Пенелопе нечего было рассказывать о себе. Ей казалось, что в ее жизни нет ничего примечательного. Но она решилась поделиться с Андреа своим заветным желанием: сочинять песни.

Много часов они провели за разговорами на расстоянии трехсот километров. И вот однажды утром зазвонил телефон. Еще не было пяти утра.
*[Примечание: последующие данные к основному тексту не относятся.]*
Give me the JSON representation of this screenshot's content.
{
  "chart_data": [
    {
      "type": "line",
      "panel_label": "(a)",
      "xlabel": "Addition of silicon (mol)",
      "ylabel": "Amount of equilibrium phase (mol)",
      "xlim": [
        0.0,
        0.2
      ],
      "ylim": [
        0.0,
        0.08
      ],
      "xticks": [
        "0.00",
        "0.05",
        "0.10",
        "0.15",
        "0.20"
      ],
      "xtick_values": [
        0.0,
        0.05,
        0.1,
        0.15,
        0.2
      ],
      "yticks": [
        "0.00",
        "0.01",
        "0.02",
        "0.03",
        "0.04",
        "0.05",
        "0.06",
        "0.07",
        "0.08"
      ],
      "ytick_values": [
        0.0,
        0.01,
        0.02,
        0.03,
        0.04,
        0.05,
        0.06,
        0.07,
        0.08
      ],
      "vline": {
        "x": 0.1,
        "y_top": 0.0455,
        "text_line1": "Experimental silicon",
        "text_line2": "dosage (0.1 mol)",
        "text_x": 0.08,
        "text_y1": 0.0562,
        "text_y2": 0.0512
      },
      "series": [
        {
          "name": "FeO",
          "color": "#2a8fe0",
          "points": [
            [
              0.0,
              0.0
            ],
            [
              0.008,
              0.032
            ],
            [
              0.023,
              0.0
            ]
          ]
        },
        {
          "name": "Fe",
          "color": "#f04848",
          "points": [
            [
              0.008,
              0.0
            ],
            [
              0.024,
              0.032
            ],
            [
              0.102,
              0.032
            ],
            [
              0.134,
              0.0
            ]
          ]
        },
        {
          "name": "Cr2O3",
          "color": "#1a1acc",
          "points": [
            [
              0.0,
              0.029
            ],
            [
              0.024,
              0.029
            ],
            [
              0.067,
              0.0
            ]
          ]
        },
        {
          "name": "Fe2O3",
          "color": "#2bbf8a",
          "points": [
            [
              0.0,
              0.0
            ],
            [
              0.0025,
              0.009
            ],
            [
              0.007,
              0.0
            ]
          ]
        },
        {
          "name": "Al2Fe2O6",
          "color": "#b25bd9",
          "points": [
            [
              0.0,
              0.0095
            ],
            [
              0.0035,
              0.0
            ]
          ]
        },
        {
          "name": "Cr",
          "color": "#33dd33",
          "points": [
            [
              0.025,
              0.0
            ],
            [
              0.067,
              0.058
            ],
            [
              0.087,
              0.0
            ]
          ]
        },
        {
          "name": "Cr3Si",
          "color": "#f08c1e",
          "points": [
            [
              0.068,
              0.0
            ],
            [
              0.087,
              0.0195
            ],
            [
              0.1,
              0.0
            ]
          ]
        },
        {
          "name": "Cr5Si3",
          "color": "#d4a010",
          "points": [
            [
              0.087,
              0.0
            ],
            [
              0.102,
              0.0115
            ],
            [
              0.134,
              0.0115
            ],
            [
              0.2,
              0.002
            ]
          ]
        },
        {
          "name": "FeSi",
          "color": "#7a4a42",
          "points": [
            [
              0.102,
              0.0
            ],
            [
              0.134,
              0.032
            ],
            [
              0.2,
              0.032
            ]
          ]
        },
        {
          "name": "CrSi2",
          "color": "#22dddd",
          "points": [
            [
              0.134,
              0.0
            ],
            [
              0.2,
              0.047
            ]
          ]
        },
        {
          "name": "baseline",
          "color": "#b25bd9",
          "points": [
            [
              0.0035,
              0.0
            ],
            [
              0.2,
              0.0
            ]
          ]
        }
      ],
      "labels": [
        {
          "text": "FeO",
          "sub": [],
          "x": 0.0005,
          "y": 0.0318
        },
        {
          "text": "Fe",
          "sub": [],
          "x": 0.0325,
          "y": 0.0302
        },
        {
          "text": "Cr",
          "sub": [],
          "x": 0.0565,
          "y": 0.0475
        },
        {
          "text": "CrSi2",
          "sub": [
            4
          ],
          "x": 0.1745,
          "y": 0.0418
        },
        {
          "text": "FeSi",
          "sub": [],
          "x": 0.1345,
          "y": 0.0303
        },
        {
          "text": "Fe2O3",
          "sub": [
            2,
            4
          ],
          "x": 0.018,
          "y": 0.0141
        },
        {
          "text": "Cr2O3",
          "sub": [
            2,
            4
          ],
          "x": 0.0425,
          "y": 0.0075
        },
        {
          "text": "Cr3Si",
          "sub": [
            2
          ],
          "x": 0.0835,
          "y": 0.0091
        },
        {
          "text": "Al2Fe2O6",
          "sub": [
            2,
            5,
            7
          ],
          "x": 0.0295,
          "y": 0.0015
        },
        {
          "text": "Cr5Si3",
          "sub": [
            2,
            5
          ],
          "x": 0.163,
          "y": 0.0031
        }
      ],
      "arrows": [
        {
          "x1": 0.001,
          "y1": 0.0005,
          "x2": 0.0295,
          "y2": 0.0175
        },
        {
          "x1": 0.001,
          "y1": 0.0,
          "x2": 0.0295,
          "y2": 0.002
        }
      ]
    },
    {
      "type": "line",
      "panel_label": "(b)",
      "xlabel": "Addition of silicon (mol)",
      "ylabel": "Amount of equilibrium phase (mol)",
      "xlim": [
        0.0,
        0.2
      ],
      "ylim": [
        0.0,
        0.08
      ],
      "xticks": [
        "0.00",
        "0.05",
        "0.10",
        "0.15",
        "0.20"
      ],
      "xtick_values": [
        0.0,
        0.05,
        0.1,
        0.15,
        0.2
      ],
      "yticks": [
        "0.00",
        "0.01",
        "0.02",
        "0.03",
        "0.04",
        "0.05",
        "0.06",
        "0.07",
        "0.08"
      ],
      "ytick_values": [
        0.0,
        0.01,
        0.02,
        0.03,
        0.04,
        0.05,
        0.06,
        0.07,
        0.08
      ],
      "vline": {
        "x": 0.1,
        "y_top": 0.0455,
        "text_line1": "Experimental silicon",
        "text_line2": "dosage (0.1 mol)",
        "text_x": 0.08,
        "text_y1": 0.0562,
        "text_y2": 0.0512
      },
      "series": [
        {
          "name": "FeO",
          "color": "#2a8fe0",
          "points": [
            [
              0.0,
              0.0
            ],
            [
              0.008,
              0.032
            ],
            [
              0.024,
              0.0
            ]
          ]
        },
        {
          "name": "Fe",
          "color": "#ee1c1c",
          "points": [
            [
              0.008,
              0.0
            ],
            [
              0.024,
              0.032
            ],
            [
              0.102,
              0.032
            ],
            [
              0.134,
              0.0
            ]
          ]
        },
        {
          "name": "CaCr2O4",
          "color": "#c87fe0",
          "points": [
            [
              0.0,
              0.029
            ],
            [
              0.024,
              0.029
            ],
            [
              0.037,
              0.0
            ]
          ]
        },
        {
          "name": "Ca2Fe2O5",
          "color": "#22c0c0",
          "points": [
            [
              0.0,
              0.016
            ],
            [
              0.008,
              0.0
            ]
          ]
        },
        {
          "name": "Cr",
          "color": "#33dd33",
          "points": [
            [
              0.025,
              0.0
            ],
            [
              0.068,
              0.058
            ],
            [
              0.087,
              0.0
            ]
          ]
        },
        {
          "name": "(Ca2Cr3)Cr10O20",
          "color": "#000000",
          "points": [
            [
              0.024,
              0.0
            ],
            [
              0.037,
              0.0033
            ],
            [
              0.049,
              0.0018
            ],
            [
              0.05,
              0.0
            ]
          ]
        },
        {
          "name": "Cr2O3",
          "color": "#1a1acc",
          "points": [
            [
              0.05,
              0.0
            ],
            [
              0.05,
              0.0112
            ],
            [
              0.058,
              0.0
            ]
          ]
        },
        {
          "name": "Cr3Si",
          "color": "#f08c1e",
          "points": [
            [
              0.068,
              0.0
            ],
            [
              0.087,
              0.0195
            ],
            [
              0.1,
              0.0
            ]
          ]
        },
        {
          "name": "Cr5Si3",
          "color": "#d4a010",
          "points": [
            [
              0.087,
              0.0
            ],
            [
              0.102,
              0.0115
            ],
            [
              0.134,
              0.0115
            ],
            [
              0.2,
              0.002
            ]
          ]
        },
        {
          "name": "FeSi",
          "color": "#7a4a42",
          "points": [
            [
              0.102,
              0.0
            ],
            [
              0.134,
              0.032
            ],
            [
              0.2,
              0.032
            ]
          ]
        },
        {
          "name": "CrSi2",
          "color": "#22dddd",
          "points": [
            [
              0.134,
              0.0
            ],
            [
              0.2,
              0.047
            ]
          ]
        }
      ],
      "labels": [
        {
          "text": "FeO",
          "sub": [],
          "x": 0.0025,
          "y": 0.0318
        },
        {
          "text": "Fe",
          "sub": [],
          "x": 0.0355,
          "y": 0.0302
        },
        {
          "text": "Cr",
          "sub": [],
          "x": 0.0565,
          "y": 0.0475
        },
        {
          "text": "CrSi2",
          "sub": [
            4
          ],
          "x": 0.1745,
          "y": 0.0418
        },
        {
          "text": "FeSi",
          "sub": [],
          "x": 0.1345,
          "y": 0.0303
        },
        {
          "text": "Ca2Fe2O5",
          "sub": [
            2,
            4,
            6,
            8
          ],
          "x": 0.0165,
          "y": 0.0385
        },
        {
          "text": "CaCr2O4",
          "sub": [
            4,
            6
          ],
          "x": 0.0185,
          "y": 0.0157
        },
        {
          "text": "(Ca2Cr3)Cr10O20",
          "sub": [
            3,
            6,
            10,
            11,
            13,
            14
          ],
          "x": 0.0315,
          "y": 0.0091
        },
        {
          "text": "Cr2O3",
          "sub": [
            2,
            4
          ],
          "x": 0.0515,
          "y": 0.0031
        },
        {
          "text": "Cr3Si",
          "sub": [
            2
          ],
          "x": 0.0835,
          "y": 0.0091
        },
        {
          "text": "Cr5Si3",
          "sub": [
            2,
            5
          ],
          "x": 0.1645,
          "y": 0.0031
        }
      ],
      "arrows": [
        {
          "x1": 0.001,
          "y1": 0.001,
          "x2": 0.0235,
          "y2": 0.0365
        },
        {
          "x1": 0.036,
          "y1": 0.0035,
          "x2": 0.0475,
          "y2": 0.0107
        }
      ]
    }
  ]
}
Ее родители проснулись, но она их опередила и стремглав слетела вниз по лестнице, чтобы первой схватить трубку.

– Я здесь, в Чезенатико. Жду тебя на пляже.

– Кто звонил? – сонным голосом спросил отец.

– Кто-то ошибся номером, – солгала Пенелопа, обернувшись на пороге.

Она осторожно, чтобы не выдать себя, пробралась в гараж, оседлала велосипед и принялась энергично крутить педали, направляясь к пляжу. Светало, и маленький городок в первых лучах солнца казался нереальным.

Оставив велосипед, увязавший колесами в песке, Пенелопа обогнула закрытый бар, огляделась и увидела Андреа на берегу, в сотне метров от себя. Он был в той же желтой рубашке. Сбросив сандалии, она бросилась к нему навстречу.

Они обнялись. Андреа поцеловал ее, и Пенелопа ответила со всей наивной страстью своих восемнадцати лет.

– Просто не верится, что мы снова вместе, – сказал он.

– И мне не верится, – выдохнула Пепе едва слышно.

– Я люблю тебя, – прошептал юноша.

– Повтори, – попросила она.

– Я люблю тебя, люблю тебя, люблю тебя!

– И я тебя тоже. Мне кажется, я знала тебя всю жизнь. Я всю жизнь тебя ждала, сама того не зная.

Пенелопе вспомнила бабушку Диомиру, всегда любившую красивых мужчин. В этом они были похожи. Вряд ли Пенелопа могла бы влюбиться в заурядного мужчину.

– Господи, до чего же я счастлив! – воскликнул Андреа, крепко подхватив ее и кружа по воздуху. – Я так долго тебя искал. Всегда мечтал найти такую, как ты. Ты когда-нибудь купалась в море в пять утра? – спросил ее вдруг Андреа.

Нет, она никогда раньше не купалась в пять утра. Он сбросил с себя рубашку и джинсы, под которыми были купальные плавки в желто-синий рисунок. Пенелопа залюбовалась его сильным и красивым телом. У нее не было купального костюма. Она все еще была в ночной рубашке из белого трикотажа с красной каймой и кружевной отделкой на рукавах. Несмотря на всю свою наивность, она догадалась, что Андреа хотел бы увидеть ее обнаженной. Ну уж нет, такого удовольствия она ему не доставит!

Она схватила его за руку, и они вместе бросились в воду, поднимая вокруг себя фонтаны брызг. Потом, подхваченные теплым течением, они поплыли навстречу солнцу. Изредка их тела соприкасались, и всякий раз Пенелопу охватывало ощущение небывалого блаженства.

Солнце уже поднялось над кромкой воды и раскаленным шаром повисло над горизонтом. Пенелопа перевернулась на спину, Андреа последовал ее примеру. Они застыли в неподвижности, раскинув руки и сплетя пальцы, наблюдая за огненным диском.